C’è poi il secondo fattore, che è quello umano, e che fa la differenza fra una diffusione del virus incontrollata e un’altra invece circoscritta: “La pandemia del 2020 – spiega ancora Ilaria Capua – ci informa che la sua evoluzione è particolarmente dipendente dal comportamento dei singoli individui e dai sistemi in cui gli individui operano”. In tutto ciò ha giocato un fattore chiave la movimentazione di persone a livello internazionale, nazionale e locale “Chiamiamolo quindi «fattore individuo» e questo comprende oltre alle caratteristiche dell’individuo stesso e la sua recettività personale all’infezione anche per esempio la sua mobilità”.

ILARIA CAPUA: “NESSUNA PANDEMIA TRATTATA DAI MEDIA COME QUELLA DI COVID”

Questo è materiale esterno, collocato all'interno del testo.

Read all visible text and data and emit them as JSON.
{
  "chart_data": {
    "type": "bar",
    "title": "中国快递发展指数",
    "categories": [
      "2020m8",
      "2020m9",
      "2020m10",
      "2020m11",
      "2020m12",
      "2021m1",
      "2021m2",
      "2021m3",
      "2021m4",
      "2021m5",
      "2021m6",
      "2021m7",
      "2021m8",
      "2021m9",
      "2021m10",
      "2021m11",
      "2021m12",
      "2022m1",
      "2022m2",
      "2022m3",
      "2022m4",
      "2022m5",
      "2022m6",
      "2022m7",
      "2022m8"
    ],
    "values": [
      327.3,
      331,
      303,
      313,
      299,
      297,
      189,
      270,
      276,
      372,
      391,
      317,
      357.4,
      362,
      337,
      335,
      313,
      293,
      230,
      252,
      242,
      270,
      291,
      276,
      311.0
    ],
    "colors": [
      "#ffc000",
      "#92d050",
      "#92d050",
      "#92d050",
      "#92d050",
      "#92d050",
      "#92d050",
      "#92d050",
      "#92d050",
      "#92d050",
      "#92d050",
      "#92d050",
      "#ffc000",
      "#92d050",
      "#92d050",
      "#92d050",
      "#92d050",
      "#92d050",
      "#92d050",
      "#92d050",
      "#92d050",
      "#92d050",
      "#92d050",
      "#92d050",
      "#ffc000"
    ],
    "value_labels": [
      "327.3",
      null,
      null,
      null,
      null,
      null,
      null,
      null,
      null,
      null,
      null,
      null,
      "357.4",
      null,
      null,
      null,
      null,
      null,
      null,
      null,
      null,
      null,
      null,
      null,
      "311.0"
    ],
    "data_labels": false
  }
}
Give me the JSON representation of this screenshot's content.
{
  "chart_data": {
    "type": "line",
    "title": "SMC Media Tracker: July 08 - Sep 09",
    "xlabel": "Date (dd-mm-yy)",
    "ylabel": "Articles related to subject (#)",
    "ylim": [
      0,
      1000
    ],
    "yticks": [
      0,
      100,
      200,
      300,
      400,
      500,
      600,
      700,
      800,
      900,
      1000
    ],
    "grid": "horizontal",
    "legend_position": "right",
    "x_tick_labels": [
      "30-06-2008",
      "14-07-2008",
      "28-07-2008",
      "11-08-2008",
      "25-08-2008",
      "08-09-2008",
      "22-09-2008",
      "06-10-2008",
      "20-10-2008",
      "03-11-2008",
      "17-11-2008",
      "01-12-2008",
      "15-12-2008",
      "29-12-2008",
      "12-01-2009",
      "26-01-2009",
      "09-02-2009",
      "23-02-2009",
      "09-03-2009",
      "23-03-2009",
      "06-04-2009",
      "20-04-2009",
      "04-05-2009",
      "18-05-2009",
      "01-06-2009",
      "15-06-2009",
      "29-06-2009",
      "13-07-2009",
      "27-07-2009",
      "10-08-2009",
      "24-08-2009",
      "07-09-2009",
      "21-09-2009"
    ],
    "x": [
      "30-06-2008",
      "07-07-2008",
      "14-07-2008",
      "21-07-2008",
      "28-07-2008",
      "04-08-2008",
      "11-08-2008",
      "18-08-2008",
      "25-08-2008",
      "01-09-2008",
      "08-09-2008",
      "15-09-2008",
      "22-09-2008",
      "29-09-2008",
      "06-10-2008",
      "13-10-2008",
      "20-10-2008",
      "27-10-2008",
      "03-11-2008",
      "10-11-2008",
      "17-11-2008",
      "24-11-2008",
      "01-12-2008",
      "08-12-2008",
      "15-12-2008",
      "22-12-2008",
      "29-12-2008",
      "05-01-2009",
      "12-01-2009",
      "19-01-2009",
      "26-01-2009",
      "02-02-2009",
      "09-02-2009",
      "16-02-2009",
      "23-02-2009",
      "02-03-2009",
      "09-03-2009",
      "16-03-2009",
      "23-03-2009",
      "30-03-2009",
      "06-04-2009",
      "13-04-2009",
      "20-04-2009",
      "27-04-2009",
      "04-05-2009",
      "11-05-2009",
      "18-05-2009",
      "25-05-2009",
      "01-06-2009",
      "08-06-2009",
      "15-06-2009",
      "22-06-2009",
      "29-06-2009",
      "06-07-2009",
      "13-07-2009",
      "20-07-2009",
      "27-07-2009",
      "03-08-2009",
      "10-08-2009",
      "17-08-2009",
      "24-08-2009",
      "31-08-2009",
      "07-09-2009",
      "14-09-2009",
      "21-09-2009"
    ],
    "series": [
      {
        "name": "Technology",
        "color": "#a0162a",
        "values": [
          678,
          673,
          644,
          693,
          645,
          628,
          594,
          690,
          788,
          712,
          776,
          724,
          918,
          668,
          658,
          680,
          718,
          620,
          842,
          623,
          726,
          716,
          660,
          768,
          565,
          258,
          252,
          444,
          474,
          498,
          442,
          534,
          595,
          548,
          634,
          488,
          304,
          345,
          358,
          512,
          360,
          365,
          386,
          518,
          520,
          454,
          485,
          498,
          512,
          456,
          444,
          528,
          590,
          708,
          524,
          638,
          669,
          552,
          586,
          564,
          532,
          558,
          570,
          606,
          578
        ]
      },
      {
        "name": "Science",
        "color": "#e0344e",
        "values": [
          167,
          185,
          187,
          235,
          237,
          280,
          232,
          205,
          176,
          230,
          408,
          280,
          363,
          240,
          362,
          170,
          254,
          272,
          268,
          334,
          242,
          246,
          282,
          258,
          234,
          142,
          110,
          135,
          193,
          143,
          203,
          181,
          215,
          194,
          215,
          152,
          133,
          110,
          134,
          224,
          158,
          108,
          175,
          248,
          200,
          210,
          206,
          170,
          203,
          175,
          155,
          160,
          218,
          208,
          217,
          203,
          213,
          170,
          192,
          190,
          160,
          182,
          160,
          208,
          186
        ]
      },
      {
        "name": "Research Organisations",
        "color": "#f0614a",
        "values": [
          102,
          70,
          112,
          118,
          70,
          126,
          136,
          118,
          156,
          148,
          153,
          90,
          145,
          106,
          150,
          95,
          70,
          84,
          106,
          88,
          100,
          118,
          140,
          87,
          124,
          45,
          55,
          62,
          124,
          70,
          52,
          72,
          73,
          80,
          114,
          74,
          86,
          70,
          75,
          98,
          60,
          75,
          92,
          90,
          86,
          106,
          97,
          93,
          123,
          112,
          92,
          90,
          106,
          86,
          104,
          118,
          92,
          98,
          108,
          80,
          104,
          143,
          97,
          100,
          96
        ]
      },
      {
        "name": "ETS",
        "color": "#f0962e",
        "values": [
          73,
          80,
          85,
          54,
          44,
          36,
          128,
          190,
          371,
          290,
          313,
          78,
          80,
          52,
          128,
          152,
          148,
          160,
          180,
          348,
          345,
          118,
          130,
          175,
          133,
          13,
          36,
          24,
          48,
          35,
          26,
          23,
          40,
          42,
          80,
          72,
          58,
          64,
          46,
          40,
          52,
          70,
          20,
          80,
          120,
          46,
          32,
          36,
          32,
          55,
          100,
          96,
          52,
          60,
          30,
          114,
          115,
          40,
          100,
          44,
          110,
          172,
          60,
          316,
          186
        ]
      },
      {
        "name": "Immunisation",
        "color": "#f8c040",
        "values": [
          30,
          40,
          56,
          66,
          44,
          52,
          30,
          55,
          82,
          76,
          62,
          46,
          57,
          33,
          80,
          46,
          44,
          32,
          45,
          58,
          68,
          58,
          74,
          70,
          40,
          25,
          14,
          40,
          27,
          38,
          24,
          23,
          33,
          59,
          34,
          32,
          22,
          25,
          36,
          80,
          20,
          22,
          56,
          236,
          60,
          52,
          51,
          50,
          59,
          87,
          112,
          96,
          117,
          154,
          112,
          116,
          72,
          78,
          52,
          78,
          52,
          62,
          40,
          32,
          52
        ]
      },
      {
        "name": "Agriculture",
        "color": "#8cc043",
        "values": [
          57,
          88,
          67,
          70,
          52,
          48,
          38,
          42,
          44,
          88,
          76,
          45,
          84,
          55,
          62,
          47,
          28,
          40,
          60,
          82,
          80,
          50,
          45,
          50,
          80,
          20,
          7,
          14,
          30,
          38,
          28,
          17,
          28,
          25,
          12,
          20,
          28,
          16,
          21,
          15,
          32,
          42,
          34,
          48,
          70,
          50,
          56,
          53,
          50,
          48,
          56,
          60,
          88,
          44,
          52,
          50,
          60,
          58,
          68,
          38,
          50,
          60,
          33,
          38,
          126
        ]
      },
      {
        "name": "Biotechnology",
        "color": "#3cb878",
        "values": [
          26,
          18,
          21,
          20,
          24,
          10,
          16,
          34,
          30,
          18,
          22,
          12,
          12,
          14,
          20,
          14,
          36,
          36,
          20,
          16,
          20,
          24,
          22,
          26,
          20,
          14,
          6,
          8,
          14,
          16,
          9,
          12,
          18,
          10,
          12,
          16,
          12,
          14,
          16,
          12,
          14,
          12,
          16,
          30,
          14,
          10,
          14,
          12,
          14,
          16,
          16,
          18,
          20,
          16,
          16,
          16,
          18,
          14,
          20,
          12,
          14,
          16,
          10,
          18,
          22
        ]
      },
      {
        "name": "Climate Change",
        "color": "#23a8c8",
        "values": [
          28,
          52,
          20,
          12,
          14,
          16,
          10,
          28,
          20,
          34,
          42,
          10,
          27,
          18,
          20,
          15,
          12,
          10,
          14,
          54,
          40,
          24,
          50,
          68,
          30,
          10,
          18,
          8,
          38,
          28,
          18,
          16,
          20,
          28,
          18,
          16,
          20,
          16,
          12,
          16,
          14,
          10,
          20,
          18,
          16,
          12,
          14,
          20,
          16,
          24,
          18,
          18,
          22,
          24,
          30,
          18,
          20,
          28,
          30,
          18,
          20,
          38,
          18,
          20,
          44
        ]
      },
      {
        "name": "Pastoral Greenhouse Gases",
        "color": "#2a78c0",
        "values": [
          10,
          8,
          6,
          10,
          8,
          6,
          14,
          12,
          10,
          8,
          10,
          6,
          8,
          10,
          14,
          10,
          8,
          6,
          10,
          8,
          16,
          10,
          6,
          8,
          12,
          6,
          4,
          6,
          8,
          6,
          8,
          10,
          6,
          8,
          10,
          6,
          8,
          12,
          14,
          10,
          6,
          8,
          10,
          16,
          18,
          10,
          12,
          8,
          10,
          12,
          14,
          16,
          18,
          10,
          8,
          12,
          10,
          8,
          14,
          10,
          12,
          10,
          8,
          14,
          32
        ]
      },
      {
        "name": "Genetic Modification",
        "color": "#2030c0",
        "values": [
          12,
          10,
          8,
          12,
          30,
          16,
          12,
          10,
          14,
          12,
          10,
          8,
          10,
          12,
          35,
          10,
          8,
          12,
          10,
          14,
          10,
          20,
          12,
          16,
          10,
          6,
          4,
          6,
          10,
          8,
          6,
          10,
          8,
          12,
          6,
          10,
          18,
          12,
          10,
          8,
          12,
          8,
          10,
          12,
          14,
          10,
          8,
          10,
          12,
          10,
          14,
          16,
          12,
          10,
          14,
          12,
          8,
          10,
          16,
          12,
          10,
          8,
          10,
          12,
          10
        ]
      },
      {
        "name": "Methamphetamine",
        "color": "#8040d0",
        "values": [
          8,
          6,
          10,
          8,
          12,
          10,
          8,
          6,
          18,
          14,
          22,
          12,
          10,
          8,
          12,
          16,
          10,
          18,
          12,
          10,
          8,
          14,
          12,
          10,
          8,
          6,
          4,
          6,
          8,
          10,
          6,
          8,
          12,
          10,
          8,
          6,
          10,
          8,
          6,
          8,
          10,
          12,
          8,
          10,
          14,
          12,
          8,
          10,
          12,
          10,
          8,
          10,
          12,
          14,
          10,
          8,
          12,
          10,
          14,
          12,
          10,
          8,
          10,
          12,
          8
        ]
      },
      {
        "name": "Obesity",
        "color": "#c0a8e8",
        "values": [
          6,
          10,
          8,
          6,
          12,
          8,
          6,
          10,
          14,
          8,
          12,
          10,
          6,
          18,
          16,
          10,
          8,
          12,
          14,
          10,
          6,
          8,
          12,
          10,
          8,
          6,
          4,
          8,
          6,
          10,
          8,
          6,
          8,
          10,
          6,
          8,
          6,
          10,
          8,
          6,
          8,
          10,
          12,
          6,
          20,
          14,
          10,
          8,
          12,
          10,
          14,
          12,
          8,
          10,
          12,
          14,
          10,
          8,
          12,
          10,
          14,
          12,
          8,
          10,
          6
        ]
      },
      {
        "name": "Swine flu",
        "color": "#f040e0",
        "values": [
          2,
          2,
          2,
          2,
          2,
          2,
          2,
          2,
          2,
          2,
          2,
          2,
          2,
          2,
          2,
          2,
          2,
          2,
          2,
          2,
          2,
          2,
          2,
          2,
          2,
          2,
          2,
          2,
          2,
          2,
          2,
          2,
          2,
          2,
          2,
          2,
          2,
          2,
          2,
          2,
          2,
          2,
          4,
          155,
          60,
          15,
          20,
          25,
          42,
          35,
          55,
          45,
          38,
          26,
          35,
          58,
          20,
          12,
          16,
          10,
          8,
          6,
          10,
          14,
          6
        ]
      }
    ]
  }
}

Vi è infine un terzo fattore legato alla diffusione di una pandemia, che è quello virtuale, le informazioni e i social media, che mai fino ad ora aveva interessato un virus: “Mai, negli ultimi cento anni (durante i quali ci sono state cinque pandemie influenzali) – prosegue Ilaria Capua – l’informazione è stata così pervasiva, liquida e impicciona di argomenti complicati anche per gli addetti ai lavori. Il punto chiave che forse sfugge ai più è che questo è il fenomeno biologico e sociale più misurato della storia”. Secondo la virologa, è errato ridurre il tutto “a misura di clickbait o di telespettatore disattento. Perché non è giusto: si disorienta chi poi ha le chiavi per uscire da questa situazione cioè le persone che altro non sono che il «fattore individuo»”. In questo anno abbiamo assistito ad una proliferazione incontrollata di notizie sul coronavirus, molte delle quali totalmente false e infondate: “Oltre alle informazioni giuste o sbagliate, ma comunque pubbliche e quindi tracciabili e verificabili, vi è il mare magnum dei social media – dice a riguardo la luminare – e certo direte voi, questo lo sapevamo. Ecco io volevo solo assicurarmi anche che fosse chiaro che è proprio attraverso il delirio di messaggi che si muovono nella connettosfera dei social e attraverso l’amplificazione di informazioni ambigue emesse da media anche molto accreditati che si determina quello che succede al «fattore virus»”. Si deduce di conseguenza che i principali effetti determinanti la pandemia sono quelli virtuali, che influenzeranno ancor di più tutti gli altri fattori: “Una pandemia reale che si evolve spinta soprattutto da forze che nel mondo biologico non esistono”.